— Первый министр, — ответил я автоматически.
— Это в политике. А у простолюдинов, таких, как я, оно означает «первый человек».
— Но ведь шах Дауд, при котором ты учился в Москве, тоже был палачом своего народа, — попытался оправдаться я. — Поэтому ваши марксисты его и свергли.
Мне, признаться, самому было не по душе, как власти Афганистана ведут себя по отношению к тем, кого хотя бы малейшим образом подозревают в сотрудничестве с духами.
— Да, шах Дауд был плохим человеком и тираном, но он не подрывал основ ислама. И не приглашал для своей защиты неверных необрезанных кафиров, как это сделал злосчастный Бабрак.
— Дауд был до мозга костей светским лидером, который активно сотрудничал с Советским Союзом, — возразил я. — При нем в Афганистане стали строить электростанции. На одной из них и ты бы смог работать по специальности, инженером-гидротехником.
— Я тоже светский человек в мирное время, — ответил Джемоледдин. — Но когда на нас нападают неверные, мы все становимся моджахедами.
В этот момент я начал чувствовать, что проигрываю в этом идейно-теократическом противостоянии. Мусульман вообще трудно убедить в своей правоте, поскольку все свои убеждения и исходящие из них поступки они привыкли сверять с Кораном.
Между тем толмач продолжал развивать свою мысль.
— Мы, пуштуны, сунниты, самая миролюбивая ветвь ислама. Это шииты стремятся к мировому исламскому господству. А мы сидим себе в горах, никого не трогаем. Но если кто-то сунется в наши земли, то тогда мы все превращаемся из мирных скотоводов в священных воинов Аллаха.
«И как это вас только, таких умных и убежденных, держали в МВТУ имени Баумана?» — подумал я, откинувшись на спинку сиденья. Меня, честно говоря, уже начал утомлять этот разговор из-за его схоластического однообразия.
Однако в таком разморенном состоянии я находился всего несколько секунд. Возникшую паузу заполнил один из конвоиров-молчунов, выкрикнувший мне что-то в спину. Я от неожиданности вздрогнул и обернулся к циклопам, сидевшим на задних откидных стульчиках. Из потока чужеродной речи я понял только одно прежде услышанное от Джемоледдина слово, которое одноглазый, с бельмом на левом оке, повторил несколько раз: «кафир».
— Садриддин интересуется, сколько воинов Аллаха ты, неверный, убил на нашей земле? — перевел мне Джемоледдин.
Собравшись с мыслями, я попросил его объяснить Садриддину, что я, в общем-то, не по этой части.

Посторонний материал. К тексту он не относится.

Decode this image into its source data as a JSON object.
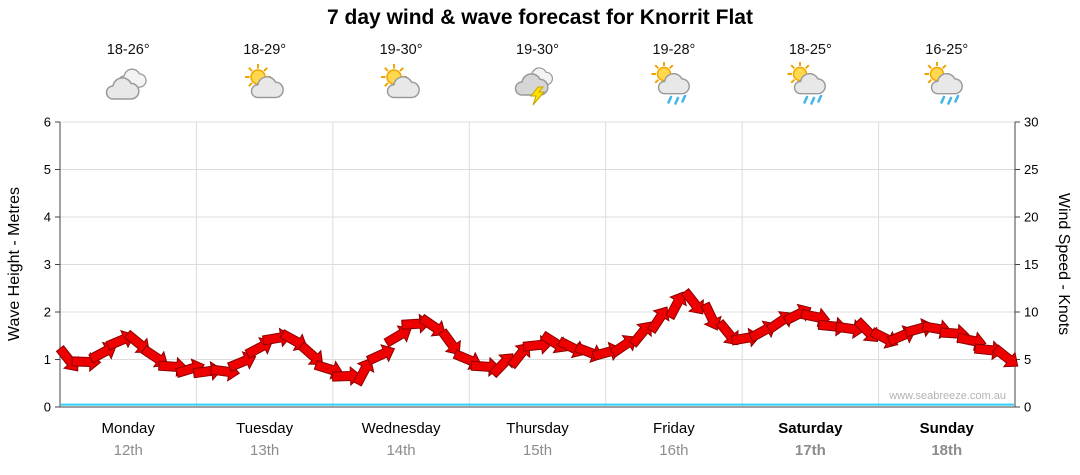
{
  "header": {
    "title": "7 day wind & wave forecast for Knorrit Flat"
  },
  "days": [
    {
      "name": "Monday",
      "date": "12th",
      "temp": "18-26°",
      "icon": "cloudy",
      "bold": false
    },
    {
      "name": "Tuesday",
      "date": "13th",
      "temp": "18-29°",
      "icon": "partly-cloudy",
      "bold": false
    },
    {
      "name": "Wednesday",
      "date": "14th",
      "temp": "19-30°",
      "icon": "partly-cloudy",
      "bold": false
    },
    {
      "name": "Thursday",
      "date": "15th",
      "temp": "19-30°",
      "icon": "thunderstorm",
      "bold": false
    },
    {
      "name": "Friday",
      "date": "16th",
      "temp": "19-28°",
      "icon": "sun-showers",
      "bold": false
    },
    {
      "name": "Saturday",
      "date": "17th",
      "temp": "18-25°",
      "icon": "sun-showers",
      "bold": true
    },
    {
      "name": "Sunday",
      "date": "18th",
      "temp": "16-25°",
      "icon": "sun-showers",
      "bold": true
    }
  ],
  "axes": {
    "left_label": "Wave Height - Metres",
    "right_label": "Wind Speed - Knots",
    "left_ticks": [
      0,
      1,
      2,
      3,
      4,
      5,
      6
    ],
    "right_ticks": [
      0,
      5,
      10,
      15,
      20,
      25,
      30
    ]
  },
  "watermark": {
    "text": "www.seabreeze.com.au"
  },
  "colors": {
    "wind": "#ee0000",
    "wind_outline": "#8b0000",
    "wave": "#33ccff",
    "grid": "#dcdcdc",
    "axis": "#444444",
    "date_text": "#8c8c8c",
    "sun": "#ffd84d",
    "sun_ray": "#f0a500",
    "cloud_fill": "#e8e8e8",
    "cloud_stroke": "#999999",
    "rain": "#45b6e8",
    "bolt": "#ffdf00"
  },
  "chart_data": {
    "type": "line",
    "title": "7 day wind & wave forecast for Knorrit Flat",
    "categories": [
      "Monday 12th",
      "Tuesday 13th",
      "Wednesday 14th",
      "Thursday 15th",
      "Friday 16th",
      "Saturday 17th",
      "Sunday 18th"
    ],
    "points_per_day": 8,
    "ylabel_left": "Wave Height - Metres",
    "ylim_left": [
      0,
      6
    ],
    "ylabel_right": "Wind Speed - Knots",
    "ylim_right": [
      0,
      30
    ],
    "grid": true,
    "series": [
      {
        "name": "Wind Speed",
        "unit": "knots",
        "style": "red-arrows",
        "color": "#ee0000",
        "values": [
          5.5,
          4.5,
          5,
          6.5,
          7.5,
          6,
          4.5,
          4,
          4,
          3.5,
          4,
          5.5,
          7,
          7.5,
          6.5,
          4.5,
          3.5,
          3,
          4.5,
          6.5,
          8.5,
          9,
          8,
          5.5,
          4.5,
          4,
          5,
          6,
          7,
          6.5,
          6,
          5.5,
          6,
          7,
          8.5,
          10,
          11.5,
          10.5,
          8.5,
          7,
          7.5,
          8.5,
          9.5,
          10,
          9,
          8,
          8.5,
          7.5,
          7,
          8,
          8.5,
          8,
          7.5,
          6.5,
          5.5,
          5
        ]
      },
      {
        "name": "Wave Height",
        "unit": "metres",
        "style": "flat-line",
        "color": "#33ccff",
        "constant": 0.05
      }
    ]
  }
}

Мое предназначение не убивать, а контактировать с местным населением, вести разъяснительную работу, убеждать.
Мои слова, не знаю насколько точно переведенные, судя по всему, не понравились душману, и он, завывая и брызжа во все стороны слюной, начал что-то сбивчиво причитать.
Джемоледдин цыкнул на него, потом сделал громогласное внушение на пушту, видимо, предложив заткнуться, и тот через силу умолк, продолжая сверлить меня своим глазом с бельмом, будто что-то мог им видеть.

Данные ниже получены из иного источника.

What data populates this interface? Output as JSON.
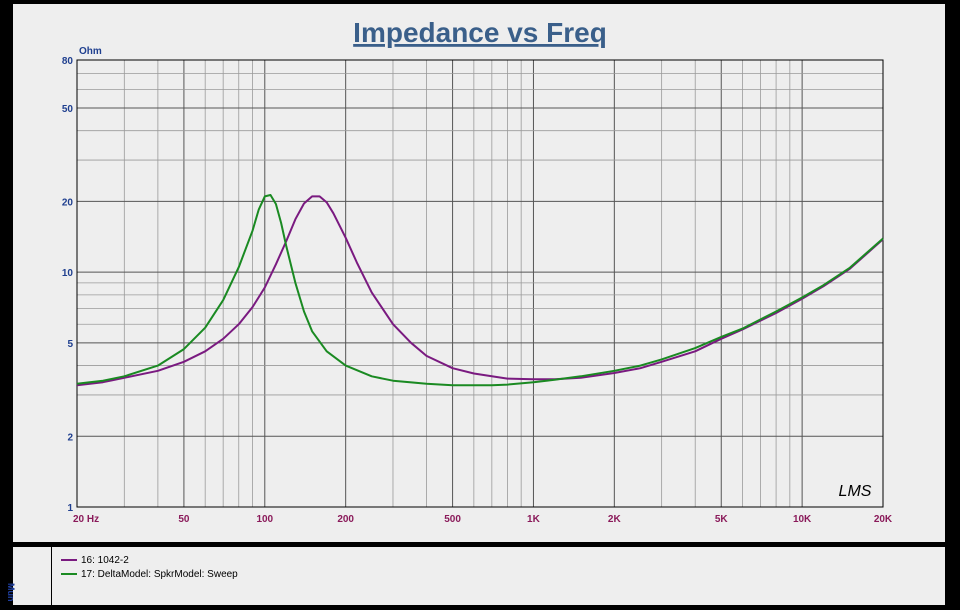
{
  "chart_data": {
    "type": "line",
    "title": "Impedance vs Freq",
    "ylabel": "Ohm",
    "xlabel": "",
    "xscale": "log",
    "yscale": "log",
    "xlim": [
      20,
      20000
    ],
    "ylim": [
      1,
      80
    ],
    "x_ticks": [
      {
        "value": 20,
        "label": "20  Hz"
      },
      {
        "value": 50,
        "label": "50"
      },
      {
        "value": 100,
        "label": "100"
      },
      {
        "value": 200,
        "label": "200"
      },
      {
        "value": 500,
        "label": "500"
      },
      {
        "value": 1000,
        "label": "1K"
      },
      {
        "value": 2000,
        "label": "2K"
      },
      {
        "value": 5000,
        "label": "5K"
      },
      {
        "value": 10000,
        "label": "10K"
      },
      {
        "value": 20000,
        "label": "20K"
      }
    ],
    "y_ticks": [
      {
        "value": 1,
        "label": "1"
      },
      {
        "value": 2,
        "label": "2"
      },
      {
        "value": 5,
        "label": "5"
      },
      {
        "value": 10,
        "label": "10"
      },
      {
        "value": 20,
        "label": "20"
      },
      {
        "value": 50,
        "label": "50"
      },
      {
        "value": 80,
        "label": "80"
      }
    ],
    "grid": true,
    "legend_position": "bottom",
    "watermark": "LMS",
    "series": [
      {
        "name": "16: 1042-2",
        "color": "#7a1a80",
        "x": [
          20,
          25,
          30,
          40,
          50,
          60,
          70,
          80,
          90,
          100,
          110,
          120,
          130,
          140,
          150,
          160,
          170,
          180,
          200,
          220,
          250,
          300,
          350,
          400,
          500,
          600,
          700,
          800,
          1000,
          1200,
          1500,
          2000,
          2500,
          3000,
          4000,
          5000,
          6000,
          8000,
          10000,
          12000,
          15000,
          20000
        ],
        "y": [
          3.3,
          3.4,
          3.55,
          3.8,
          4.15,
          4.6,
          5.2,
          6.0,
          7.1,
          8.6,
          10.8,
          13.5,
          16.8,
          19.6,
          21.0,
          21.0,
          19.8,
          17.8,
          14.0,
          11.0,
          8.2,
          6.0,
          5.0,
          4.4,
          3.9,
          3.7,
          3.6,
          3.52,
          3.5,
          3.5,
          3.55,
          3.72,
          3.9,
          4.15,
          4.6,
          5.2,
          5.7,
          6.7,
          7.7,
          8.7,
          10.3,
          13.8
        ]
      },
      {
        "name": "17: DeltaModel:  SpkrModel:  Sweep",
        "color": "#1a8a22",
        "x": [
          20,
          25,
          30,
          40,
          50,
          60,
          70,
          80,
          90,
          95,
          100,
          105,
          110,
          115,
          120,
          130,
          140,
          150,
          170,
          200,
          250,
          300,
          400,
          500,
          600,
          700,
          800,
          1000,
          1200,
          1500,
          2000,
          2500,
          3000,
          4000,
          5000,
          6000,
          8000,
          10000,
          12000,
          15000,
          20000
        ],
        "y": [
          3.35,
          3.45,
          3.6,
          4.0,
          4.7,
          5.8,
          7.6,
          10.5,
          15.0,
          18.5,
          21.0,
          21.3,
          19.5,
          16.2,
          13.0,
          9.0,
          6.8,
          5.6,
          4.6,
          4.0,
          3.6,
          3.45,
          3.35,
          3.3,
          3.3,
          3.3,
          3.32,
          3.4,
          3.48,
          3.6,
          3.8,
          4.0,
          4.25,
          4.75,
          5.3,
          5.75,
          6.8,
          7.8,
          8.8,
          10.4,
          13.9
        ]
      }
    ]
  },
  "legend_side_label": "Mun"
}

Наговорившись вволю, остаток пути — примерно минут сорок — проделали молча. Устав от закончившейся ничем дискуссии, я отрешенно смотрел в окно. Постоянный подъем в высокогорье давил на уши изнутри, мешал сосредоточиться. И вот наконец снаружи замелькали мазанки. Это и была горная база Джелалуддина Хаккани. «Уазик» остановился у самого лучшего в селении дома, где жил старейшина клана. Впрочем, по европейским меркам, эта была такая же развалюха, только заметно больше остальных и местами недавно выбеленная. Тренируя притупленную изнурительной тряской по ухабам горной дороги наблюдательность, без которой любой разведчик — не разведчик, я, выйдя из машины, первым делом отметил свежую известку на стеклах.
Сопровождающие циклопические существа, прежде чем провести в дом, сначала обшарили меня с ног до головы тремя глазами на двоих, затем эту же процедуру проделали руками, забрав табельное оружие. Рацию, мой безотказный, прошедший со мной огонь и воду «Зов-4М», чудо советского технического шпионажа, полностью скопированное с «Моторолы», оставили. Так, как уже говорилось выше, предусматривалось особыми согласованными условиями, предварявшими намеченные переговоры.